Aperfect analogy of pharmacy today is heard in the plea of Oliver Twist's "Can I have a little more?"
A pharmacist is a professional. A pharmacist owner of a pharmacy is a retail merchant. You buy a product (average inventory of $250,000) and sell it at a profit. Unlike with doctors, lawyers, and accountants, nobody (with rare exceptions) pays you two cents for your professional expertise. You are dealing with the most profitable commodity known and your share is zilch.
Wake up! Nobody can sell legend drugs except a licensed pharmacist. It amounts to a virtual monopoly. Why not take advantage of it?
Mort Leitner, R.Ph.
Desiccants discombobulate Jim Plagakis' April 4 article on desiccants was great. Here's one more on the same subject.
A customer called us two days after getting her Rx filled for Lipitor. There was a desiccant inside with the written warning "DO NOT EAT." The customer asked us when should she eat-she has remained hungry for two days! Go figure...

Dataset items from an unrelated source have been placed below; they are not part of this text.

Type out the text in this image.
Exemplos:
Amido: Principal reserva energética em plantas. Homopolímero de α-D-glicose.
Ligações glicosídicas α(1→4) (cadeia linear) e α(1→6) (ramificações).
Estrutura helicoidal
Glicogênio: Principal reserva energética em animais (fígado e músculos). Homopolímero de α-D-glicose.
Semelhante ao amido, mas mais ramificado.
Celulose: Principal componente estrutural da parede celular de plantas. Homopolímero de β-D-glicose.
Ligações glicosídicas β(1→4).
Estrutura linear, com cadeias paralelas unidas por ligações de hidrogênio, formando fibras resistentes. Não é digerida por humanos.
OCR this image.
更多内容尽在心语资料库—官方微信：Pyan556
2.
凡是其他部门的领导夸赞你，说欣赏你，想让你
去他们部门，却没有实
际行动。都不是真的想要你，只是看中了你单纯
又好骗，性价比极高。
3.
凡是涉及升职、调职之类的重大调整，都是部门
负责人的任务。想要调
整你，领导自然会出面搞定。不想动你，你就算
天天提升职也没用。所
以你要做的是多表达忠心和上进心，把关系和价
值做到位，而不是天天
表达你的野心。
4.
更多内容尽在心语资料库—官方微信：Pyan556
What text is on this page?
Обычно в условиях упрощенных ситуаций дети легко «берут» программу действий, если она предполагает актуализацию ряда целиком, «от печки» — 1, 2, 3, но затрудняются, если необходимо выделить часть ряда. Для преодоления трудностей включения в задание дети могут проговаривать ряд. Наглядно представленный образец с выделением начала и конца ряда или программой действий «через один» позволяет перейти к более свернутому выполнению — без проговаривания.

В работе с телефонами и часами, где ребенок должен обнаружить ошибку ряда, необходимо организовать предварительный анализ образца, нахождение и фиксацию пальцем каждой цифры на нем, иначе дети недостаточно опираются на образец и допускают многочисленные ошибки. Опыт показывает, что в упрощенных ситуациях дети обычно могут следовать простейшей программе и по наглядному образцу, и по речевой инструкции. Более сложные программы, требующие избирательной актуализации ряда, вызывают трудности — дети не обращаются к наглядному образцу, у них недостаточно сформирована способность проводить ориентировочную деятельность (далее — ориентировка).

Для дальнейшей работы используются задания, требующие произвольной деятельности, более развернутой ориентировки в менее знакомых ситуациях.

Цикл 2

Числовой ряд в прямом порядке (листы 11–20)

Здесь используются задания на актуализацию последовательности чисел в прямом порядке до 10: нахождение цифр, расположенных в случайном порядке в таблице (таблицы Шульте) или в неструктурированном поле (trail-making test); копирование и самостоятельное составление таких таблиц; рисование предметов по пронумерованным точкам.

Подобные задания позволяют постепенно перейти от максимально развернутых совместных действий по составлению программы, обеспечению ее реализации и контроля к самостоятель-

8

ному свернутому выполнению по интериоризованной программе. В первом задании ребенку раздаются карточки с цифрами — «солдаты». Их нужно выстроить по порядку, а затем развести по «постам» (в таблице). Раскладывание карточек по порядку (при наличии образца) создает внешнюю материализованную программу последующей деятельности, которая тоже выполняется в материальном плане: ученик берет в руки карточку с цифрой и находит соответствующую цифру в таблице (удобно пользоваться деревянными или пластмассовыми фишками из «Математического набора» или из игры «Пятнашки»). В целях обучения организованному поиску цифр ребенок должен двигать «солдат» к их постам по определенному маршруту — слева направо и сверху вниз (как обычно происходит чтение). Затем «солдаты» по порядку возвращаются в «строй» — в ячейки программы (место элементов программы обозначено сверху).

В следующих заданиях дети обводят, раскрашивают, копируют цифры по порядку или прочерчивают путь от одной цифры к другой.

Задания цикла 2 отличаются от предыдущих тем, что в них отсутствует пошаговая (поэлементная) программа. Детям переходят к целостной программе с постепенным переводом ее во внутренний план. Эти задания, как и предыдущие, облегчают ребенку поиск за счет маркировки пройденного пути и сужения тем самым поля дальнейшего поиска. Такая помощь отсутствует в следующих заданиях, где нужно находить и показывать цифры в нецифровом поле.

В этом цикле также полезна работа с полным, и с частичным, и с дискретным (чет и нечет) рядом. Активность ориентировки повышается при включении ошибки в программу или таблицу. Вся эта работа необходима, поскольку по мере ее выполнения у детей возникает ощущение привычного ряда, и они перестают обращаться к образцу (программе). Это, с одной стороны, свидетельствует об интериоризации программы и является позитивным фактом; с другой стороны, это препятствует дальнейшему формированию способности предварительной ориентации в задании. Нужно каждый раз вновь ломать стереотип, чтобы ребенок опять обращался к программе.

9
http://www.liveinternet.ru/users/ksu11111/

Prashant Patel, R.Ph.firstname.lastname@example.org
Remember patients' rights My jaw dropped when I read your April 4 article, "Pharmacist faces discipline for refusal to transfer script."
I am in complete agreement with the Wisconsin legislators: This pharmacist got off easy. In my opinion, his license should be suspended indefinitely, and, if I had my way, those supporting his actions would also have their licenses suspended. As a profession, we need to take a stand on this issue now, because if we don't, where will it end? Will pharmacists be permitted to refuse to fill prescriptions based on race? On sexual preference? Or maybe because they just don't like the patient? The line needs to be drawn.
As human beings, we all have the God-given right to our own personal beliefs, but at the same time we do NOT have the right to force our personal beliefs and values on someone who may not share those beliefs. It seems that, in this situation, the pharmacist, as well as his supporters, forgot that the patient also has rights. She had the right to have that prescription filled, and the pharmacist had the duty either to fill the prescription or see that it was filled by someone who respects this right.
It says right in the APhA Code of Ethics, "A pharmacist respects the autonomy and the dignity of each patient." It goes on to say, "A pharmacist respects personal and cultural differences among patients." In this case, the patient's right to the prescription was completely ignored.
So I say to all of you pharmacists out there, it's great to support our rights, and please continue to do so-but not at the expense of our patients. Let us never forget that our main purpose is to serve our patients, not ourselves.
Women driving up wages? I could not agree more with Jim Plagakis regarding his thoughts on women in pharmacy (March 21). I'm a manager at an independent pharmacy, and we have two locations in which we employ five pharmacists-one a woman. She is a terrific pharmacist and does her job as well as I do, if not better. However, she works only two to three days a week because she has two small children. I don't blame her for this, but how do you justify graduating from pharmacy school with over $100,000 in debt and then working limited hours or not at all?